Thursday, April 15, 2010

Our Data Archive – Current and Future Work

“So what is it that you do there?” is a typical question I get asked by my friends. To answer this question would require a five-page essay, so I usually tell them the abbreviated version: that I work with data archives.

Archiving data is straightforward. These data are gathered from contributors and placed online for public consumption. But you may ask, “Why? Aren’t there a million places that already do this?” Yes, there are (well, maybe not a million), but it is our end goal that separates our project from other archives.
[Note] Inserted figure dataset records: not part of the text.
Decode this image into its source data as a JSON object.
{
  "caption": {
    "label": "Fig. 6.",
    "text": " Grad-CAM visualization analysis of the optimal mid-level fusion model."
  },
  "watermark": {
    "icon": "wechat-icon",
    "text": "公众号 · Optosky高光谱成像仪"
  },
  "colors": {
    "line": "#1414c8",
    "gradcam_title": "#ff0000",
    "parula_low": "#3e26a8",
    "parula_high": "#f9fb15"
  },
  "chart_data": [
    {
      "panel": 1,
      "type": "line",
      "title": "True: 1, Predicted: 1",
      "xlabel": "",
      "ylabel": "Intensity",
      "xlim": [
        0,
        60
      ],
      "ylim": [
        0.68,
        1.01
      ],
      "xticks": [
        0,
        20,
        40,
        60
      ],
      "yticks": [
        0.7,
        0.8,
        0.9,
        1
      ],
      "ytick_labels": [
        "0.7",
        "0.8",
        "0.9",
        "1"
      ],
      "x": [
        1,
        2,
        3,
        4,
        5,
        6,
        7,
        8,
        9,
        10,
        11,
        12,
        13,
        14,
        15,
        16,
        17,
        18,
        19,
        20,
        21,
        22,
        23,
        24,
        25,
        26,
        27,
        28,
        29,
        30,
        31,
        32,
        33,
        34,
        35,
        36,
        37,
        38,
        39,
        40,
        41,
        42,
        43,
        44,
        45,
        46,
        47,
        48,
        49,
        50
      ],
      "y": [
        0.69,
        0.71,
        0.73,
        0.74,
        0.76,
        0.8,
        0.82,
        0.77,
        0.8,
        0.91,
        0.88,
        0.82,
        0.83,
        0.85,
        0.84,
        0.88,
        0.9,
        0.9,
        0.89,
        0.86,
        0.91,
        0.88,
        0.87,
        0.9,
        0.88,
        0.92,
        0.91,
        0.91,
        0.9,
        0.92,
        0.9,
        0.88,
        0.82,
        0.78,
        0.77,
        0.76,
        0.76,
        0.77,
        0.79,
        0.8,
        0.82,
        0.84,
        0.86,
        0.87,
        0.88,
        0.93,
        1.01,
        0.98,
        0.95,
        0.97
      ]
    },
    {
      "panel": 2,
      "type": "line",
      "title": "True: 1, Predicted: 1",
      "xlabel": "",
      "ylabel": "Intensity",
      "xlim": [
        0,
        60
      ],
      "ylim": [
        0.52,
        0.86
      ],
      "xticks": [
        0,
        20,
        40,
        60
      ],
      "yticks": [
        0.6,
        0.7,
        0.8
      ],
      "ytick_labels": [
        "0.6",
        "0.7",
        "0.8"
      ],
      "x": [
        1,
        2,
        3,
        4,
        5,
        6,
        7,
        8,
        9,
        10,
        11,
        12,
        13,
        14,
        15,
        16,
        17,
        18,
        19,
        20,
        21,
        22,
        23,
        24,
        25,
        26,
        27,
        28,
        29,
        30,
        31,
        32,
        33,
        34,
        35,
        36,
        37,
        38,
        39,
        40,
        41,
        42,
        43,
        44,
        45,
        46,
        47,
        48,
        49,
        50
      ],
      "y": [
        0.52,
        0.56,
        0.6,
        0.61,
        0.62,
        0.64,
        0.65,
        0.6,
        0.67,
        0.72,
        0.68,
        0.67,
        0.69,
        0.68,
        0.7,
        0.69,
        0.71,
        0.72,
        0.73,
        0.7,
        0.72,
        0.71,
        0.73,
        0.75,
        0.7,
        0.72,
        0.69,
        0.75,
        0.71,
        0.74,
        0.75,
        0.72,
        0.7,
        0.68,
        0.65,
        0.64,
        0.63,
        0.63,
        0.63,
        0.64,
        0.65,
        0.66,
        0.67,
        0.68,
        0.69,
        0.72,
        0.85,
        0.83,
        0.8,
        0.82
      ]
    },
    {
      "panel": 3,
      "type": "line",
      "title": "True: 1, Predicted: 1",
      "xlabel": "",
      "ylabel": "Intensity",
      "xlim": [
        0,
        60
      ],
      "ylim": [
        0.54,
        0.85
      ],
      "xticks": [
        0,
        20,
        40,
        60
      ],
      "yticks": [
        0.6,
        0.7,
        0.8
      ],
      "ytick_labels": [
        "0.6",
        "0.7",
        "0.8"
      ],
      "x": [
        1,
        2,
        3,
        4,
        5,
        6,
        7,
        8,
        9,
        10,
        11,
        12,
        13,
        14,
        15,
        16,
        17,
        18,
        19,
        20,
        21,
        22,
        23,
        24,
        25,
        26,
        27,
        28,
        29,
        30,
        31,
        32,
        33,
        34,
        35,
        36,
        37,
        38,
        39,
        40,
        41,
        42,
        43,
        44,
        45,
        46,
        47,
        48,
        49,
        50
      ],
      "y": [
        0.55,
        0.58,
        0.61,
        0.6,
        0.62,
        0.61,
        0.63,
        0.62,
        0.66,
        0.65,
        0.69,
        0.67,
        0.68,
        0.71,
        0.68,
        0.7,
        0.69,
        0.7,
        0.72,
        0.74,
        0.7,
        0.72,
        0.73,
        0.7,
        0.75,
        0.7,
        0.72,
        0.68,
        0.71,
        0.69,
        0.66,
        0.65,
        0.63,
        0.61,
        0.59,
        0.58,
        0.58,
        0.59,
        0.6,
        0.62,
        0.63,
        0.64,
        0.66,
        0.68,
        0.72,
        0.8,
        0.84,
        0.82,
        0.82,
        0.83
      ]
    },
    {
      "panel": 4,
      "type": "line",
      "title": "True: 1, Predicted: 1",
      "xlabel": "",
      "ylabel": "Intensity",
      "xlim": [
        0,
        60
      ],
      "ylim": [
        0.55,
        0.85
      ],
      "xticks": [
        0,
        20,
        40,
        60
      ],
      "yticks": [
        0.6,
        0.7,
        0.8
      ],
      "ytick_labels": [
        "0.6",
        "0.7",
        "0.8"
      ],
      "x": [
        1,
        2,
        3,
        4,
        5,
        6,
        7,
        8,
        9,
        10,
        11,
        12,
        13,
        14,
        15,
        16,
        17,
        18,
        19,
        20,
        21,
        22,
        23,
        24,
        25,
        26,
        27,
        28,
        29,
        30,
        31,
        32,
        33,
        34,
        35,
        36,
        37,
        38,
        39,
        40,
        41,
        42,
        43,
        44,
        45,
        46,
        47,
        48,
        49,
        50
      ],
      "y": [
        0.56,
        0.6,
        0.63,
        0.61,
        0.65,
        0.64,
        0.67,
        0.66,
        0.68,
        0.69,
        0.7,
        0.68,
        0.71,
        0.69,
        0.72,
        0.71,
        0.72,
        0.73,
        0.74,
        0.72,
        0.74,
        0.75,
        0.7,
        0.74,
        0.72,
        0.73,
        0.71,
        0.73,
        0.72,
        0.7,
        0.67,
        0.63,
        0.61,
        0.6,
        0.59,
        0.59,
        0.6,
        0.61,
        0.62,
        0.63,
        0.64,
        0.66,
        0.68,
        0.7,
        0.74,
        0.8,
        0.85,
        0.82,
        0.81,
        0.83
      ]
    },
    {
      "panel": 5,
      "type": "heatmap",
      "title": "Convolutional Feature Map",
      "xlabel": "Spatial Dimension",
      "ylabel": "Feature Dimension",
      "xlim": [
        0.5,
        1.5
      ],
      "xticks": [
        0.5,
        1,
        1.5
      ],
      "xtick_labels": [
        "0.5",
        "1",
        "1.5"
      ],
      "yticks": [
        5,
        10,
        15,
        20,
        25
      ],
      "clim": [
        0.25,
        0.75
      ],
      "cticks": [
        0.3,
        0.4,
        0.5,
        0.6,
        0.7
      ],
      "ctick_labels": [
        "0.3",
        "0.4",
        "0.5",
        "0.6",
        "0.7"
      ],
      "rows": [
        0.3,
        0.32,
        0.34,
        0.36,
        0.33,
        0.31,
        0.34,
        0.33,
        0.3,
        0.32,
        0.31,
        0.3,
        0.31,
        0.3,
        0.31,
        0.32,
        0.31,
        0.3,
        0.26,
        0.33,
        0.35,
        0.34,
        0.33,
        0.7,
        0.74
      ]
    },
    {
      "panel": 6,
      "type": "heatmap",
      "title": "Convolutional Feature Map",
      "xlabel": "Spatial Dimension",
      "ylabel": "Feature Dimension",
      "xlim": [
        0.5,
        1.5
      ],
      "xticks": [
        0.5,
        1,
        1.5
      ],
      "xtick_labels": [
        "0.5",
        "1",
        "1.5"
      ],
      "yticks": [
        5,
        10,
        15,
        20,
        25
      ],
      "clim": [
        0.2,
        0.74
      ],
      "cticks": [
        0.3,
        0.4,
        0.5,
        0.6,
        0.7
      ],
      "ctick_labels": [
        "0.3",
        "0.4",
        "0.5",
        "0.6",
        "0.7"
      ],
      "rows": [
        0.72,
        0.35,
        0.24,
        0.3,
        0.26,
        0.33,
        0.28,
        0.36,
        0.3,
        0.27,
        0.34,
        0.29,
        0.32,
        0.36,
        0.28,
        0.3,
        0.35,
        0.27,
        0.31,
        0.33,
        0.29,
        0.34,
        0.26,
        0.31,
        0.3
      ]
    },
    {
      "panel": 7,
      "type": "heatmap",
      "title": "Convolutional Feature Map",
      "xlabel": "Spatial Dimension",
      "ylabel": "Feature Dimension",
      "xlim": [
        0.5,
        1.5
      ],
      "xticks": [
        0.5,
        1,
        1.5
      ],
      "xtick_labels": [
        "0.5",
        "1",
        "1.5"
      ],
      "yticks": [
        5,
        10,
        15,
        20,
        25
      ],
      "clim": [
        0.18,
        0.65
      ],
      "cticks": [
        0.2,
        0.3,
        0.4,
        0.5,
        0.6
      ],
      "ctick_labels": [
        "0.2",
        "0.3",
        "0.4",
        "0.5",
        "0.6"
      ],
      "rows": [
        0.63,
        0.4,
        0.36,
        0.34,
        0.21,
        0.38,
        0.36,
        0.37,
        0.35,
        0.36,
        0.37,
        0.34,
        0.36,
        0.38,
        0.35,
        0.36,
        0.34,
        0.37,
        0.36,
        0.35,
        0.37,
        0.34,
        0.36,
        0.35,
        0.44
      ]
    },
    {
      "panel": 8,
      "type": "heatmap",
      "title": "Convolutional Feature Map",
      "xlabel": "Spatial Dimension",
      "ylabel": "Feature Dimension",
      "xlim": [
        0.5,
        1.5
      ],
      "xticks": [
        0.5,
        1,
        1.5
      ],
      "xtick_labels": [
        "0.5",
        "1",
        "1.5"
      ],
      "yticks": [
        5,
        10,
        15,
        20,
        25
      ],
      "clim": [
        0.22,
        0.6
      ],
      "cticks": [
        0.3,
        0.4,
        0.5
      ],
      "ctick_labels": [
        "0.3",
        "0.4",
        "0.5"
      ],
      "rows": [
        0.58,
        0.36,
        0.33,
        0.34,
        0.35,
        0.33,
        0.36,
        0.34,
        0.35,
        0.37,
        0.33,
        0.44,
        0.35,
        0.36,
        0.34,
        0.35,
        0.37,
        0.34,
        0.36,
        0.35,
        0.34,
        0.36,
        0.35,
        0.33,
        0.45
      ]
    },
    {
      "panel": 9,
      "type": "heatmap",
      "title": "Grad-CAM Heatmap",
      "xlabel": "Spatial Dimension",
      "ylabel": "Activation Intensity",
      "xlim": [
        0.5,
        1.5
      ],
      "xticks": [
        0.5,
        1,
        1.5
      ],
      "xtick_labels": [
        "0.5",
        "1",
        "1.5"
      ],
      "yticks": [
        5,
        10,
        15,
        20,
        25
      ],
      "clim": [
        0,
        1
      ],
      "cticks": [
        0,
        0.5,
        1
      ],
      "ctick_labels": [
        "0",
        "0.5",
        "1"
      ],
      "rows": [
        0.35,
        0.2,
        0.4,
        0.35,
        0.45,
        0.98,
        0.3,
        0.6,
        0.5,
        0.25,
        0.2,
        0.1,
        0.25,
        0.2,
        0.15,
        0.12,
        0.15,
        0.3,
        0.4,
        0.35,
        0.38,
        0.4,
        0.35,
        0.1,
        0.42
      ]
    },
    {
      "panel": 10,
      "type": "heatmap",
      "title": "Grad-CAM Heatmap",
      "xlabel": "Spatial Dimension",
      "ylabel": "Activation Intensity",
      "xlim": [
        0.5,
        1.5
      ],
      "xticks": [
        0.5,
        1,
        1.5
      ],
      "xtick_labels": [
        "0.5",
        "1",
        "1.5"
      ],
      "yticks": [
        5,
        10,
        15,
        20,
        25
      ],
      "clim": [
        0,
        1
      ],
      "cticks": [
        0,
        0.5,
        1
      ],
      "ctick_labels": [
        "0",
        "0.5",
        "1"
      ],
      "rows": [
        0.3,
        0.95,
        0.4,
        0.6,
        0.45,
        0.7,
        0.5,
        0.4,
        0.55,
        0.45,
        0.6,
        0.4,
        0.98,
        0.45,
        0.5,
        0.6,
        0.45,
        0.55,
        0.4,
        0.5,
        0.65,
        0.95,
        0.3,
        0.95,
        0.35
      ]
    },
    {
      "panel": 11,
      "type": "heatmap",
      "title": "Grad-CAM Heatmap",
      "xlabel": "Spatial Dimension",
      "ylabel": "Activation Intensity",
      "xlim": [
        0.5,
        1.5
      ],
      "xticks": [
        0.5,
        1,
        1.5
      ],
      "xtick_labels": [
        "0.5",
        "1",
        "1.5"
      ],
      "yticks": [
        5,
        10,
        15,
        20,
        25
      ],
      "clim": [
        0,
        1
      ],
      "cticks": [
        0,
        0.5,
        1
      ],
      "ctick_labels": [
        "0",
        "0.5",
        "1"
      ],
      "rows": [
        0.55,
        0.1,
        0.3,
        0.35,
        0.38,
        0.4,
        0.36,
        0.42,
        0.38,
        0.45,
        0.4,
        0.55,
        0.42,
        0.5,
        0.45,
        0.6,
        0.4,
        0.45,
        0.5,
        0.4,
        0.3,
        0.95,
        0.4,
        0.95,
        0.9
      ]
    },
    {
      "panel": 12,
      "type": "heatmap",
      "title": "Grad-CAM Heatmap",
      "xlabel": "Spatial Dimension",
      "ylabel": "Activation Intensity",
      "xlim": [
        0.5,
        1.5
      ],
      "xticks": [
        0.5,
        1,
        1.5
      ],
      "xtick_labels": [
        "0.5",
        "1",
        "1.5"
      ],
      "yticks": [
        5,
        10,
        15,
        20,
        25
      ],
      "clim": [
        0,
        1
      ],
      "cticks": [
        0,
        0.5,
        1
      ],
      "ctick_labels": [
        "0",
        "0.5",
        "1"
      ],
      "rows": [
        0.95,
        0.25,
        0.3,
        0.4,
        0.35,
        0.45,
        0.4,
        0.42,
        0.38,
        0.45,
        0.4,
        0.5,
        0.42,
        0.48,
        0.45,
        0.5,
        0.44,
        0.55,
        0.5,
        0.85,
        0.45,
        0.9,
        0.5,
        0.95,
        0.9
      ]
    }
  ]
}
So far we only have a handful of these data on display, but they serve as a starting point for a larger project. We hope to one day transform these data to be able to link them together (a.k.a. data federation). It is a very ambitious project, but I believe it is feasible, and could be a game changer for researchers. In my opinion two primary things have to take place in order for this project to be successful:

  1. We need to identify common denominators for our collection of data. In order to tie these data sets together, we need a common denominator that we can use in a programming algorithm. For this purpose, I feel that GIS coordinates make the most sense, because almost all data are tied to a location. We’ve also thought about tying data temporally and by discipline, and are hard at work at gathering these metadata.

    Of course tying data to any common denominator will not be a simple task, but this is what separates our project from most other archives and keeps us motivated to push ahead with the project. That said, we are already in the process of coding our data with GIS attributes (along with adding temporal and thematic metadata). I hope to cover these side elements in a separate post.

  2. We have to start small. We should approach the programming task using a select group of datasets that are similar. Doing so helps:

    • The project to focus on programming.
      If we use a set of data that is too diverse at the onset, we might not be able to obtain a sensible common denominator. For example if we looked to combine silver data in the 18th century with poverty data in the 20th century, we might face a common denominator issue: Even though these data are tied to a place, the names of these places are different in the two centuries.

      On the other hand, if we focus on a handful of similar data sets, we should be able to give priority to programming. Admittedly, this time-place issue would have to be addressed one day, but to really kick start the project we have to start with a small and similar set of data.

    • Promote our project to other contributors.
      Researchers may be more inclined to donate their datasets when they see a niche project that fits their work. (One of the biggest issues with data collection is to gain contributions from others, I may write about the issue of incentives in a separate post.)

      We have already begun to address the issue of this niche dataset. Our commodity in focus side project has begun collecting opium data sets. Next year, we hope to focus on silver.
This blog entry started off as a way for me to explain what the archive section of World-Historical Dataverse project is about. What I ended up doing – and this was not on purpose – was basically explaining the linkages between the three main components of our project: the data archive, the commodity in focus, and the GIS project. I don’t think I can explain one without the other. The one element that is beyond my technical expertise is the programming part of the project. That is why we hope to bring experts on board (to consult on project details) and are searching for a programmer (to begin the work of data federation).

There are many trial and errors in the work that we’ve done so far. And perhaps we’re wrong to use GIS as a common denominator. But this won’t deter us from working on this ambitious project. We will adapt to new challenges and continue to press on with the creation of a World-Historical Dataverse.